I am entirely unqualified to answer, but I choose to believe it’s the equivalent of scratch (reserved stack) memory in an executable image. If I’m wrong, well at least I’m enjoying it.

psanford · on Feb 11, 2023

I can't see that and not think: base64 null byte padding.

layer8 · on Feb 12, 2023

Yeah, I’d be worried if it was AAAAAAAAAAAAAAAAAAAAAAAAAAAAAAAAA===. ;)

personjerry · on Feb 11, 2023

The virus printer adds padding to make the genome a multiple of 64

nashashmi · on Feb 11, 2023

So upon multiple sequential infections, the polytail A will reduce?

m0llusk · on Feb 12, 2023

Obligatory: https://uncyclopedia.com/wiki/AAAAAAAAA!

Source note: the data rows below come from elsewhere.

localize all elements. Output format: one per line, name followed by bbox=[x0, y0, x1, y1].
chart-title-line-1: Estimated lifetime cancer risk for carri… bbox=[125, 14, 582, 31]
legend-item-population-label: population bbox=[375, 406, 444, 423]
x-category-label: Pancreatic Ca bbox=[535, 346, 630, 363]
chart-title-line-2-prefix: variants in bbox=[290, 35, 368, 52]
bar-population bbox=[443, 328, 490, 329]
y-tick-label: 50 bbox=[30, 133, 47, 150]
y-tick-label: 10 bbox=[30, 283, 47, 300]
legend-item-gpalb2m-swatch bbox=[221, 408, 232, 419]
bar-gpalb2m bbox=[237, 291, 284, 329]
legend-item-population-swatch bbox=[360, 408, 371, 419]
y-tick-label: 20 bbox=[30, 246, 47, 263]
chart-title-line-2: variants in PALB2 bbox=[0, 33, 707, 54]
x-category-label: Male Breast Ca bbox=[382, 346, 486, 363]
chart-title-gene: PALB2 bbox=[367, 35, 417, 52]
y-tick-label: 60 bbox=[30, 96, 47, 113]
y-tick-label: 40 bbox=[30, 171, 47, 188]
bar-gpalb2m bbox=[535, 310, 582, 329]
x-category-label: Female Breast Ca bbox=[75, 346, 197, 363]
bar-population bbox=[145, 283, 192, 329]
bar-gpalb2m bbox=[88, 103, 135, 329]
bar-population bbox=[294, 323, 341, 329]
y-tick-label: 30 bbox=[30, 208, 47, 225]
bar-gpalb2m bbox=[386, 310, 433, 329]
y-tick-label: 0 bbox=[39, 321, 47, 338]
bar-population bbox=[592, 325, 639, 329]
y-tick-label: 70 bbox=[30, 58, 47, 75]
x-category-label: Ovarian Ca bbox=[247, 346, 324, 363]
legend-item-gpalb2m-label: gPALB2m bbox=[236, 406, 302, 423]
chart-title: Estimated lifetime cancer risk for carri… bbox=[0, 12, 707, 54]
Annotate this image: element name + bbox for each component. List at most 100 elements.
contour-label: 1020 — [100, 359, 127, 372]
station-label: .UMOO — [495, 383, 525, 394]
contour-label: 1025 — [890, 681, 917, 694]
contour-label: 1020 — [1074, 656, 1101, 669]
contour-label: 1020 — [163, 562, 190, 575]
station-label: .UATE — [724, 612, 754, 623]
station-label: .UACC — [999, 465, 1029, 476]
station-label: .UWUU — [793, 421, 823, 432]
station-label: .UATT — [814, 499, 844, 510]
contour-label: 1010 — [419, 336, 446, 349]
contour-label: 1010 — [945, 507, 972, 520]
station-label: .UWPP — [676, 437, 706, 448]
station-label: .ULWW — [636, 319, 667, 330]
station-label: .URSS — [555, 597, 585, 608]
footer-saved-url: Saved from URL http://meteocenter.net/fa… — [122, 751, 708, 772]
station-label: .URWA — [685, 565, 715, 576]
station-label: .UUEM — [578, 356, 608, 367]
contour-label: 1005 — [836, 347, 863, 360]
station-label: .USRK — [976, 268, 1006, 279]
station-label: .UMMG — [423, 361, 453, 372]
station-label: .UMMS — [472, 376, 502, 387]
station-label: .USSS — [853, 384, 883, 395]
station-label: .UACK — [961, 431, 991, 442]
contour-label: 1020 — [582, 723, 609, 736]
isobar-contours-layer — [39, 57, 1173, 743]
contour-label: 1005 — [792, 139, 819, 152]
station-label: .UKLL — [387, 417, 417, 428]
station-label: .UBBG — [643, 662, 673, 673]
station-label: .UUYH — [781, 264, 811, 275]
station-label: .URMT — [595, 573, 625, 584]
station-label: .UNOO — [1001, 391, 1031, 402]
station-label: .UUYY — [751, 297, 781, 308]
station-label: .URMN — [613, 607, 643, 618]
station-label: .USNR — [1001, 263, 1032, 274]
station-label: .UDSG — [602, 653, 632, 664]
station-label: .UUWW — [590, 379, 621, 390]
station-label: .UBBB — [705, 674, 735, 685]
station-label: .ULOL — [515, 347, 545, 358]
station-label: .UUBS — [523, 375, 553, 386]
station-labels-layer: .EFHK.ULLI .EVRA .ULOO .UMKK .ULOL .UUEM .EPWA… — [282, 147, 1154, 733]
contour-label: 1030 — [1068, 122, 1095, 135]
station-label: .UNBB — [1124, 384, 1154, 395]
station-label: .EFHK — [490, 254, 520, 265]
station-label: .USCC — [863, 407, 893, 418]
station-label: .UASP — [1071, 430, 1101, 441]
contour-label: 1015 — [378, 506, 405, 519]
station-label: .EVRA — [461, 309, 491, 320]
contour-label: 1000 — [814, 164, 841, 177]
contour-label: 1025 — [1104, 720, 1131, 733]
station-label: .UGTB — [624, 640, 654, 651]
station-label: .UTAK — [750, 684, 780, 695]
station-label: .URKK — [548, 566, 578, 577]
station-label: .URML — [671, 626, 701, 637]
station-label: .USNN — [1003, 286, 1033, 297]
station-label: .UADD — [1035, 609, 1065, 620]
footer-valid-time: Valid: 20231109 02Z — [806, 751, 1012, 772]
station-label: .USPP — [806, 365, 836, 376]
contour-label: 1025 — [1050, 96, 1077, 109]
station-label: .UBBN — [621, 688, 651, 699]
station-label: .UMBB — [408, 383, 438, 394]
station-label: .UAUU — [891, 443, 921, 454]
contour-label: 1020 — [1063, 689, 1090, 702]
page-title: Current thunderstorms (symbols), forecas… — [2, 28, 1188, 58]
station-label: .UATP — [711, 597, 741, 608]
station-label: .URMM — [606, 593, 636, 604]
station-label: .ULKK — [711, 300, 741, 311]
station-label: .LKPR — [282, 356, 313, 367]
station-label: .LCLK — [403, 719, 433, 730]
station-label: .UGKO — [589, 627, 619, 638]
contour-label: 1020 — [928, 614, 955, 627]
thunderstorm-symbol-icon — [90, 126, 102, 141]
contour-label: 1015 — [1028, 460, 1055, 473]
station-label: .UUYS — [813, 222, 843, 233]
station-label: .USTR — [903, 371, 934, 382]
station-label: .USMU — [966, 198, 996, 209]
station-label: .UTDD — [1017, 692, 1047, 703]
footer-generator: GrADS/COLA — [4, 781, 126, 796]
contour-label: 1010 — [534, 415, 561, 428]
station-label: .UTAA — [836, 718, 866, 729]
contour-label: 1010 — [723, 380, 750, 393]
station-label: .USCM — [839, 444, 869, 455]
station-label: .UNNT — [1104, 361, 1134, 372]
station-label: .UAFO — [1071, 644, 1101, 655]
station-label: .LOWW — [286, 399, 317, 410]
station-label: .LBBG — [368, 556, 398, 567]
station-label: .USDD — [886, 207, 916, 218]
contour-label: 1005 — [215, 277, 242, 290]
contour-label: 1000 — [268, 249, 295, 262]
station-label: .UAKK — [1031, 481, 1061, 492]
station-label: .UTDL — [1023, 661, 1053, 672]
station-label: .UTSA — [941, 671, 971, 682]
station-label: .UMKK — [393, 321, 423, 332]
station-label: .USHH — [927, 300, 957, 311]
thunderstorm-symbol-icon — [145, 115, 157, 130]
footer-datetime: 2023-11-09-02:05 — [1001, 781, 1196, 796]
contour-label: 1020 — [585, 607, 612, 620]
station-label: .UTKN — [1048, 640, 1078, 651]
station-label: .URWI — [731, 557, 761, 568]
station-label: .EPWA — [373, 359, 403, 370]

pimpampum · on Feb 12, 2023

Trying to Buffer overflow the cell.

Apocryphon · on Feb 12, 2023

Nominative determinism

zxcvbn4038 · on Feb 11, 2023

Maybe the scientist who made it died before he finished? ATTACGAAAAAAAAAAAAAAAAAAAAAAAA……

jMyles · on Feb 11, 2023

Look, if he died while engineering a virus, he wouldn't bother to code "AAAAAAA" he'd just say it!

naasking · on Feb 11, 2023

Clearly he died at his computer and his face landed on the keyboard.

mynameisash · on Feb 11, 2023

Well that's what it says.

DonHopkins · on Feb 11, 2023

Perhaps he was dictating?

https://www.youtube.com/watch?v=ZlIz0q8aWpA

akiselev · on Feb 11, 2023

Dictated, not transcribed.

dilznoofus · on Feb 11, 2023

Dictated, but not read

notfed · on Feb 12, 2023

Why the downvotes? Video is hilariously relevant.

superjan · on Feb 12, 2023

Perhaps they were dictating?

josefx · on Feb 12, 2023

Proof that god is dead?

layer8 · on Feb 12, 2023

[flagged]

vandahm · on Feb 12, 2023

[flagged]

ihatepython · on Feb 12, 2023

Movie should have been named CATTAGA

kazinator · on Feb 12, 2023

This ending is the result of the Lisp closing parenthesis being important enough to be directly mapped to a dedicated nucleotide base.

inDigiNeous · on Feb 12, 2023

[flagged]

sirsinsalot · on Feb 12, 2023

"Maybe" isn't a good replacement for "I don't know".

Other people do know and you can find this information out.

The body uses it in RNA for denoting the life cycle of reuse to avoid degradation.

The linked article tells you

otherme123 · on Feb 12, 2023

Of all the possible signatures of SARS-CoV-2 being lab-made, the polyA isn't one or them.

https://en.m.wikipedia.org/wiki/Polyadenylation

rmbyrro · on Feb 11, 2023

[flagged]

luckylion · on Feb 11, 2023

Had it started with aaaaaaaaaaaaa, I would've put my money on someone optimizing for the virus yellow pages.

dogma1138 · on Feb 11, 2023

Isn't the start and end of a genome is rather arbitrary?

rightbyte · on Feb 12, 2023

Doesn't the replication have a direction though? I.e. start and end.

xwdv · on Feb 11, 2023

It’s a good thing people aren’t more intelligent, otherwise they would be able to construct and propagate deeper and more advanced conspiracies like this. Most people thankfully don’t even know what a genome is.